关芝芝扑进苏醒怀里,嚎啕大哭。积蓄了一整天的委屈、愤怒和屈辱,在这一刻如洪水决堤。
苏醒的手在空中停顿片刻,最终轻轻落在女儿颤抖的背上,那动作有些生疏。
“哭吧,哭出来就好了。但这是最后一次。”
关芝芝哭了很久,直到声音嘶哑,才渐渐转为抽泣。
苏醒始终保持着那个姿势,像一座沉默的大山,承载着她崩溃的情绪。
“爸…”
关芝芝抬起红肿的眼睛,妆容花得一塌糊涂,但是比之前那副歇斯底里的样子顺眼许多。
“我是不是很没用?连自己的男人都看不住。”
“男人是你的刚需吗?”苏醒看着她的眼睛,目光如炬。
关芝芝怔住,张了张嘴,发不出声音。这个看似简单的问题,像一记重锤,敲碎了她二十五年来的认知。

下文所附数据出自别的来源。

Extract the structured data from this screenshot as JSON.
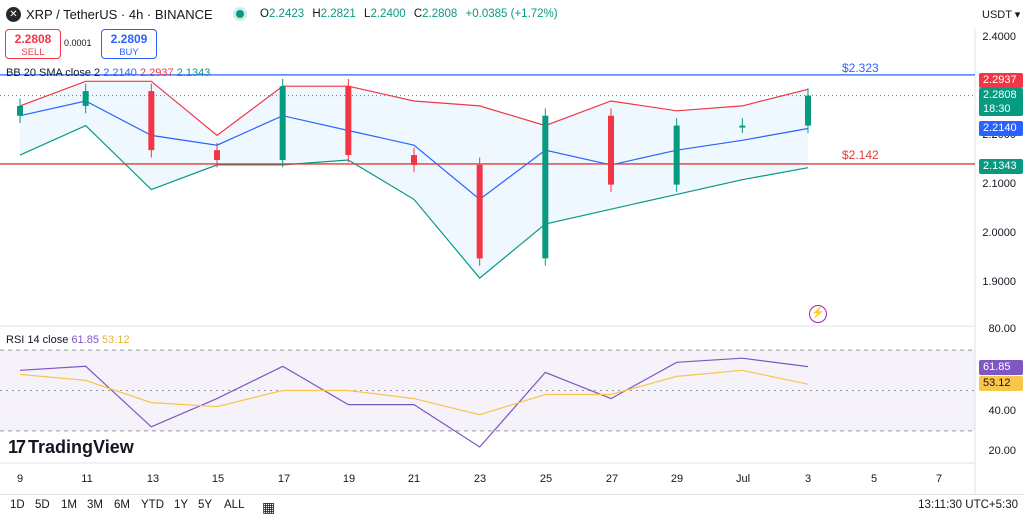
{
  "header": {
    "symbol_icon": "xrp-icon",
    "title": "XRP / TetherUS · 4h · BINANCE",
    "ohlc": {
      "o_label": "O",
      "o": "2.2423",
      "h_label": "H",
      "h": "2.2821",
      "l_label": "L",
      "l": "2.2400",
      "c_label": "C",
      "c": "2.2808",
      "change": "+0.0385 (+1.72%)"
    },
    "currency": "USDT ▾",
    "status_color": "#089981"
  },
  "trade": {
    "sell_price": "2.2808",
    "sell_label": "SELL",
    "spread": "0.0001",
    "buy_price": "2.2809",
    "buy_label": "BUY"
  },
  "indicators": {
    "bb": {
      "name": "BB 20 SMA close 2",
      "basis": "2.2140",
      "upper": "2.2937",
      "lower": "2.1343"
    },
    "rsi": {
      "name": "RSI 14 close",
      "rsi": "61.85",
      "ma": "53.12"
    }
  },
  "price_axis": {
    "ticks": [
      "2.4000",
      "2.2000",
      "2.1000",
      "2.0000",
      "1.9000"
    ]
  },
  "rsi_axis": {
    "ticks": [
      "80.00",
      "40.00",
      "20.00"
    ]
  },
  "tags": {
    "upper": "2.2937",
    "last": "2.2808",
    "countdown": "18:30",
    "basis": "2.2140",
    "lower": "2.1343",
    "rsi": "61.85",
    "rsi_ma": "53.12"
  },
  "levels": {
    "resistance": "$2.323",
    "support": "$2.142"
  },
  "x_axis": {
    "labels": [
      "9",
      "11",
      "13",
      "15",
      "17",
      "19",
      "21",
      "23",
      "25",
      "27",
      "29",
      "Jul",
      "3",
      "5",
      "7"
    ]
  },
  "branding": {
    "logo_text": "TradingView"
  },
  "bottom_bar": {
    "ranges": [
      "1D",
      "5D",
      "1M",
      "3M",
      "6M",
      "YTD",
      "1Y",
      "5Y",
      "ALL"
    ],
    "clock": "13:11:30 UTC+5:30"
  },
  "colors": {
    "up": "#089981",
    "down": "#f23645",
    "basis": "#2962ff",
    "upper": "#f23645",
    "lower": "#089981",
    "rsi": "#7e57c2",
    "rsi_ma": "#f7c64a",
    "resistance": "#2962ff",
    "support": "#e23b3b"
  },
  "chart_data": [
    {
      "type": "line",
      "title": "XRP / TetherUS · 4h · BINANCE",
      "xlabel": "",
      "ylabel": "",
      "x": [
        "9",
        "11",
        "13",
        "15",
        "17",
        "19",
        "21",
        "23",
        "25",
        "27",
        "29",
        "Jul",
        "3"
      ],
      "ylim": [
        1.85,
        2.43
      ],
      "series": [
        {
          "name": "close",
          "values": [
            2.26,
            2.29,
            2.17,
            2.15,
            2.3,
            2.16,
            2.14,
            1.95,
            2.24,
            2.1,
            2.22,
            2.22,
            2.2808
          ]
        },
        {
          "name": "BB basis",
          "values": [
            2.24,
            2.27,
            2.2,
            2.18,
            2.24,
            2.21,
            2.18,
            2.07,
            2.17,
            2.14,
            2.17,
            2.19,
            2.214
          ]
        },
        {
          "name": "BB upper",
          "values": [
            2.26,
            2.31,
            2.31,
            2.2,
            2.3,
            2.3,
            2.27,
            2.26,
            2.22,
            2.27,
            2.25,
            2.26,
            2.2937
          ]
        },
        {
          "name": "BB lower",
          "values": [
            2.16,
            2.22,
            2.09,
            2.14,
            2.14,
            2.15,
            2.07,
            1.91,
            2.02,
            2.05,
            2.08,
            2.11,
            2.1343
          ]
        }
      ],
      "levels": [
        {
          "label": "$2.323",
          "value": 2.323
        },
        {
          "label": "$2.142",
          "value": 2.142
        }
      ],
      "grid": false,
      "legend": "top-left"
    },
    {
      "type": "line",
      "title": "RSI 14 close",
      "x": [
        "9",
        "11",
        "13",
        "15",
        "17",
        "19",
        "21",
        "23",
        "25",
        "27",
        "29",
        "Jul",
        "3"
      ],
      "ylim": [
        15,
        82
      ],
      "bands": [
        30,
        70
      ],
      "series": [
        {
          "name": "RSI",
          "values": [
            60,
            62,
            32,
            46,
            62,
            43,
            43,
            22,
            59,
            46,
            64,
            66,
            61.85
          ]
        },
        {
          "name": "MA",
          "values": [
            58,
            55,
            44,
            42,
            50,
            50,
            46,
            38,
            48,
            48,
            57,
            60,
            53.12
          ]
        }
      ]
    }
  ]
}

苏醒将冷掉的茶倒进茶海,重新斟满一杯热茶,推到她面前。
“你名下有三套房产,逸境酒店8%的干股,康养俱乐部的VIP年卡卖到二十万一张。这些资源足够让你站在食物链顶端,你却蹲在底层争一口馊饭?”
关芝芝捏着茶杯的手指微微发抖。
“知道黄亦玫为什么敢这么嚣张?因为她清楚地自己的价值,那张脸就是她的核武器。而你呢?”
苏醒起身走到窗前,望着窗外流光溢彩的都市,眼底带着残忍的清醒。
“你把身家性命系在一个男人身上,就像把航母交给骑三轮的保管。”
关芝芝不小心打翻了茶杯,深色茶渍在茶海上蔓延,如同她此刻溃不成军的爱情观。
“从明天开始,逸境酒店交给你打理。要让负心汉后悔,最好的办法不是撕他的新欢…”
苏醒转过身来,凝视女儿含泪的双眼,一字一句道:“而是让他今后递名片时,最显赫的那个头衔写着,关芝芝前夫。”